Le film est aussi porté par la musique – véritable ciment social dans ces villages – et par le regard bienveillant mais lucide que les auteurs portent sur leurs personnages. Thierry, chef de banda, et Éric, viticulteur-musicien, incarnent ceux qui sont revenus, à rebours du courant. Anaïs, elle, représente cette jeunesse attachée à son territoire, mais poussée à l’ailleurs. Ce décalage temporel est au cœur du propos : entre ceux qui restent et ceux qui partent, se creuse un silence que les fanfares ne suffisent pas à combler.

Une esthétique maîtrisée… peut-être trop

Visuellement, Se souvenir des tournesols est soigné, parfois trop. Les images sont belles, souvent très composées, au risque d’esthétiser ce qui pourrait gagner à être plus brut. Le film préfère le sentiment au constat sociologique.

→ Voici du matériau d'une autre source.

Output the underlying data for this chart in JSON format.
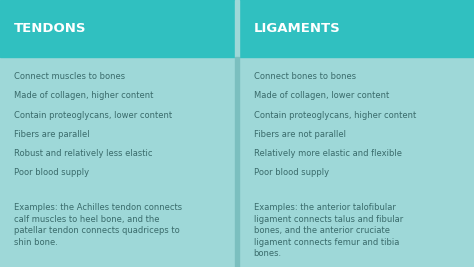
{
  "header_bg": "#30c0c0",
  "body_bg": "#9ed8d8",
  "divider_color": "#7bbfbf",
  "header_text_color": "#ffffff",
  "body_text_color": "#3a6b6b",
  "left_header": "TENDONS",
  "right_header": "LIGAMENTS",
  "left_bullets": [
    "Connect muscles to bones",
    "Made of collagen, higher content",
    "Contain proteoglycans, lower content",
    "Fibers are parallel",
    "Robust and relatively less elastic",
    "Poor blood supply"
  ],
  "right_bullets": [
    "Connect bones to bones",
    "Made of collagen, lower content",
    "Contain proteoglycans, higher content",
    "Fibers are not parallel",
    "Relatively more elastic and flexible",
    "Poor blood supply"
  ],
  "left_example": "Examples: the Achilles tendon connects\ncalf muscles to heel bone, and the\npatellar tendon connects quadriceps to\nshin bone.",
  "right_example": "Examples: the anterior talofibular\nligament connects talus and fibular\nbones, and the anterior cruciate\nligament connects femur and tibia\nbones.",
  "header_fontsize": 9.5,
  "body_fontsize": 6.0,
  "fig_width": 4.74,
  "fig_height": 2.67,
  "dpi": 100
}
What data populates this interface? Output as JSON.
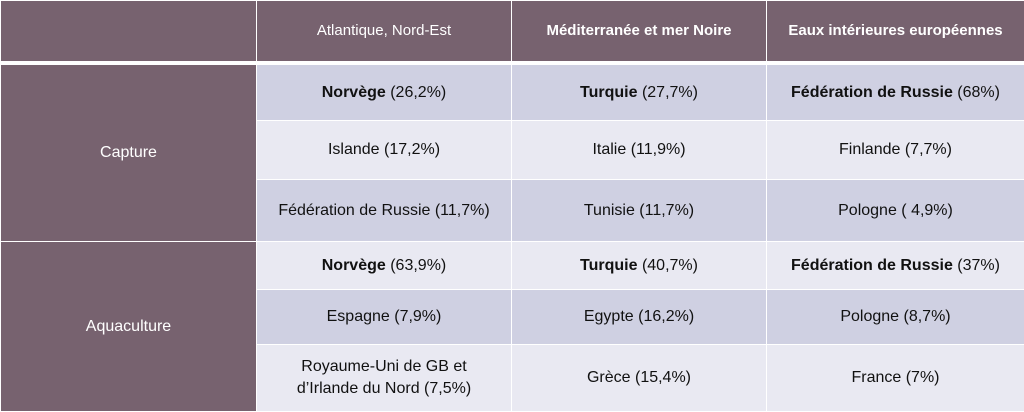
{
  "table": {
    "headers": [
      "",
      "Atlantique, Nord-Est",
      "Méditerranée et mer Noire",
      "Eaux intérieures européennes"
    ],
    "groups": [
      {
        "label": "Capture",
        "rows": [
          [
            {
              "country": "Norvège",
              "value": " (26,2%)"
            },
            {
              "country": "Turquie",
              "value": " (27,7%)"
            },
            {
              "country": "Fédération de Russie",
              "value": " (68%)"
            }
          ],
          [
            {
              "country": "",
              "value": "Islande (17,2%)"
            },
            {
              "country": "",
              "value": "Italie (11,9%)"
            },
            {
              "country": "",
              "value": "Finlande (7,7%)"
            }
          ],
          [
            {
              "country": "",
              "value": "Fédération de Russie (11,7%)"
            },
            {
              "country": "",
              "value": "Tunisie (11,7%)"
            },
            {
              "country": "",
              "value": "Pologne ( 4,9%)"
            }
          ]
        ]
      },
      {
        "label": "Aquaculture",
        "rows": [
          [
            {
              "country": "Norvège",
              "value": " (63,9%)"
            },
            {
              "country": "Turquie",
              "value": " (40,7%)"
            },
            {
              "country": "Fédération de Russie",
              "value": " (37%)"
            }
          ],
          [
            {
              "country": "",
              "value": "Espagne (7,9%)"
            },
            {
              "country": "",
              "value": "Egypte (16,2%)"
            },
            {
              "country": "",
              "value": "Pologne (8,7%)"
            }
          ],
          [
            {
              "country": "",
              "value": "Royaume-Uni de GB et"
            },
            {
              "country": "",
              "value": "Grèce (15,4%)"
            },
            {
              "country": "",
              "value": "France (7%)"
            }
          ]
        ],
        "last_row_line2": "d’Irlande du Nord (7,5%)"
      }
    ]
  },
  "colors": {
    "header_bg": "#77626f",
    "row_dark": "#cfd0e2",
    "row_light": "#e9e9f2",
    "border": "#ffffff"
  }
}
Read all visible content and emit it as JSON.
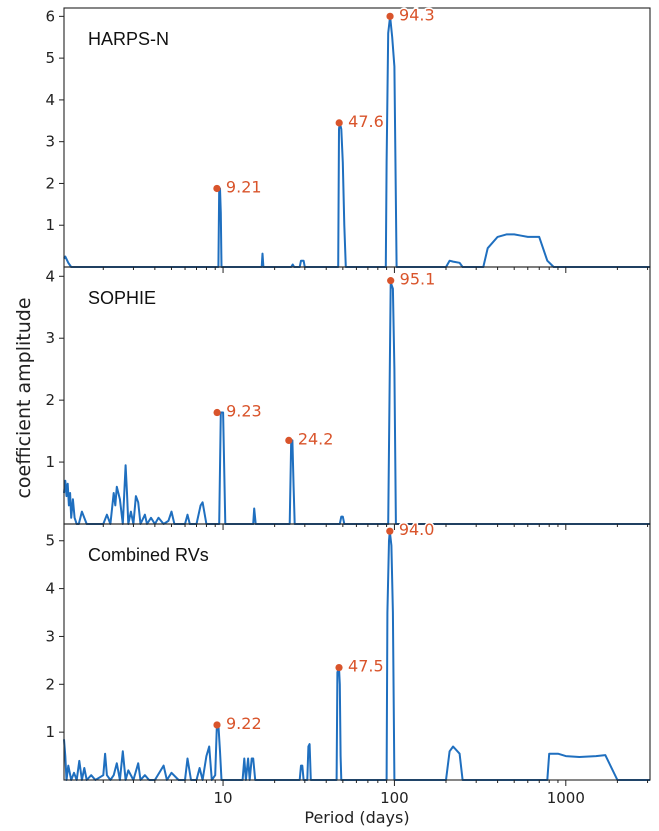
{
  "figure": {
    "ylabel": "coefficient amplitude",
    "xlabel": "Period (days)",
    "x_scale": "log",
    "x_ticks": [
      10,
      100,
      1000
    ],
    "x_tick_labels": [
      "10",
      "100",
      "1000"
    ],
    "xlim": [
      1.18,
      3100
    ],
    "line_color": "#1f6fbf",
    "marker_color": "#d9542b"
  },
  "chart_data": [
    {
      "type": "line",
      "title": "HARPS-N",
      "ylim": [
        0,
        6.2
      ],
      "yticks": [
        1,
        2,
        3,
        4,
        5,
        6
      ],
      "series": [
        {
          "x": [
            1.18,
            1.2,
            1.25,
            1.3,
            9.4,
            9.5,
            9.6,
            9.7,
            9.8,
            16.8,
            17,
            17.2,
            25,
            25.5,
            26,
            28,
            28.5,
            29.5,
            30,
            47,
            47.5,
            48,
            49,
            50,
            51,
            52,
            89,
            90,
            92,
            94.3,
            97,
            100,
            103,
            200,
            210,
            220,
            240,
            250,
            330,
            350,
            400,
            450,
            500,
            550,
            600,
            700,
            780,
            850,
            3100
          ],
          "y": [
            0.2,
            0.25,
            0.1,
            0,
            0,
            1.88,
            1.88,
            1.3,
            0,
            0,
            0.32,
            0,
            0,
            0.06,
            0,
            0,
            0.15,
            0.15,
            0,
            0,
            3.3,
            3.45,
            3.3,
            2.5,
            1.0,
            0,
            0,
            2.5,
            5.6,
            6.0,
            5.5,
            4.8,
            0,
            0,
            0.15,
            0.13,
            0.1,
            0,
            0,
            0.45,
            0.72,
            0.78,
            0.78,
            0.75,
            0.72,
            0.72,
            0.15,
            0,
            0
          ]
        }
      ],
      "peaks": [
        {
          "x": 9.21,
          "y": 1.88,
          "label": "9.21"
        },
        {
          "x": 47.6,
          "y": 3.45,
          "label": "47.6"
        },
        {
          "x": 94.3,
          "y": 6.0,
          "label": "94.3"
        }
      ]
    },
    {
      "type": "line",
      "title": "SOPHIE",
      "ylim": [
        0,
        4.15
      ],
      "yticks": [
        1,
        2,
        3,
        4
      ],
      "series": [
        {
          "x": [
            1.18,
            1.2,
            1.22,
            1.24,
            1.26,
            1.28,
            1.3,
            1.33,
            1.36,
            1.4,
            1.44,
            1.5,
            1.6,
            1.65,
            2.0,
            2.1,
            2.2,
            2.3,
            2.35,
            2.4,
            2.5,
            2.6,
            2.7,
            2.75,
            2.8,
            2.9,
            3.0,
            3.1,
            3.2,
            3.3,
            3.5,
            3.6,
            3.8,
            4.0,
            4.2,
            4.5,
            4.8,
            5.0,
            5.2,
            5.4,
            6.0,
            6.2,
            6.4,
            7.0,
            7.4,
            7.6,
            8.0,
            9.0,
            9.5,
            9.7,
            10.0,
            10.3,
            15,
            15.2,
            15.5,
            24.5,
            25,
            25.4,
            25.8,
            26.2,
            48,
            49,
            50,
            51,
            92,
            95.1,
            98,
            100,
            102,
            3100
          ],
          "y": [
            0.5,
            0.7,
            0.45,
            0.65,
            0.3,
            0.5,
            0.1,
            0.4,
            0.1,
            0,
            0,
            0.2,
            0,
            0,
            0,
            0.15,
            0,
            0.5,
            0.3,
            0.6,
            0.4,
            0,
            0.95,
            0.5,
            0,
            0.2,
            0,
            0.45,
            0.35,
            0,
            0.15,
            0,
            0.1,
            0,
            0.1,
            0,
            0.05,
            0.2,
            0,
            0,
            0,
            0.15,
            0,
            0,
            0.3,
            0.35,
            0,
            0,
            0,
            1.8,
            1.8,
            0,
            0,
            0.25,
            0,
            0,
            1.35,
            1.35,
            0.6,
            0,
            0,
            0.12,
            0.12,
            0,
            0,
            3.9,
            3.8,
            2.5,
            0,
            0
          ]
        }
      ],
      "peaks": [
        {
          "x": 9.23,
          "y": 1.8,
          "label": "9.23"
        },
        {
          "x": 24.2,
          "y": 1.35,
          "label": "24.2"
        },
        {
          "x": 95.1,
          "y": 3.93,
          "label": "95.1"
        }
      ]
    },
    {
      "type": "line",
      "title": "Combined RVs",
      "ylim": [
        0,
        5.35
      ],
      "yticks": [
        1,
        2,
        3,
        4,
        5
      ],
      "series": [
        {
          "x": [
            1.18,
            1.2,
            1.22,
            1.25,
            1.3,
            1.35,
            1.4,
            1.45,
            1.5,
            1.55,
            1.6,
            1.7,
            1.8,
            2.0,
            2.05,
            2.1,
            2.2,
            2.3,
            2.4,
            2.5,
            2.6,
            2.7,
            2.8,
            3.0,
            3.2,
            3.3,
            3.5,
            3.7,
            4.0,
            4.5,
            4.7,
            5.0,
            5.5,
            6.0,
            6.2,
            6.5,
            7.0,
            7.3,
            7.6,
            8.0,
            8.3,
            8.6,
            9.0,
            9.2,
            9.4,
            9.6,
            9.8,
            13,
            13.3,
            13.6,
            14,
            14.3,
            14.7,
            15,
            15.4,
            15.8,
            16,
            28,
            28.5,
            29,
            29.5,
            31,
            31.5,
            32,
            32.5,
            46,
            46.5,
            47.5,
            48,
            48.5,
            49,
            90,
            91,
            93,
            94,
            96,
            98,
            100,
            200,
            210,
            220,
            240,
            250,
            780,
            800,
            900,
            1000,
            1200,
            1500,
            1700,
            2000,
            3100
          ],
          "y": [
            0.85,
            0.5,
            0,
            0.3,
            0,
            0.15,
            0,
            0.4,
            0,
            0.25,
            0,
            0.1,
            0,
            0.1,
            0.55,
            0.1,
            0,
            0.1,
            0.35,
            0,
            0.6,
            0,
            0.2,
            0,
            0.35,
            0,
            0.1,
            0,
            0,
            0.3,
            0,
            0.15,
            0,
            0,
            0.45,
            0,
            0,
            0.25,
            0,
            0.5,
            0.7,
            0,
            0.1,
            1.1,
            1.15,
            0.6,
            0,
            0,
            0.45,
            0,
            0.45,
            0,
            0.45,
            0.45,
            0,
            0,
            0,
            0,
            0.3,
            0.3,
            0,
            0,
            0.7,
            0.75,
            0,
            0,
            2.25,
            2.35,
            2.0,
            0.5,
            0,
            0,
            3.5,
            5.0,
            5.2,
            4.9,
            3.5,
            0,
            0,
            0.6,
            0.7,
            0.55,
            0,
            0,
            0.55,
            0.55,
            0.5,
            0.48,
            0.5,
            0.52,
            0,
            0
          ]
        }
      ],
      "peaks": [
        {
          "x": 9.22,
          "y": 1.15,
          "label": "9.22"
        },
        {
          "x": 47.5,
          "y": 2.35,
          "label": "47.5"
        },
        {
          "x": 94.0,
          "y": 5.2,
          "label": "94.0"
        }
      ]
    }
  ]
}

On aurait aimé plus d’aspérités, plus de contradictions, car elles existent : la ruralité ne se résume pas à des fanfares joyeuses ni à des tournesols penchés au crépuscule. Mais cette retenue est aussi une force. Elle laisse la place à l’émotion discrète, à l’attachement pudique.

Souvenirs d’un monde qui change

Ce qui reste, à la fin, c’est ce goût doux-amer des “dernières fois” : dernier été, dernière fête, dernier morceau joué sur la place du village. Se souvenir des tournesols ne nous dit pas si Anaïs reviendra. Il nous invite à ne pas oublier, en tout cas, qu’il y avait là une jeunesse, une vie, une promesse.

 

🎟️Note : 4/5

Se souvenir des tournesols est un documentaire à la fois simple et profondément touchant, qui donne à voir ce qu’on ne regarde presque jamais : le quotidien d’une jeunesse rurale, tiraillée entre attachement et nécessité du départ. Sans effets de manche, Sandrine Mercier et Juan Hidalgo signent un film solaire, à hauteur d’adolescente, qui touche par sa sincérité plus que par ses démonstrations. Une œuvre à voir comme une ode discrète à ces territoires que l’on dit « vides », mais qui débordent d’humanité et de musique.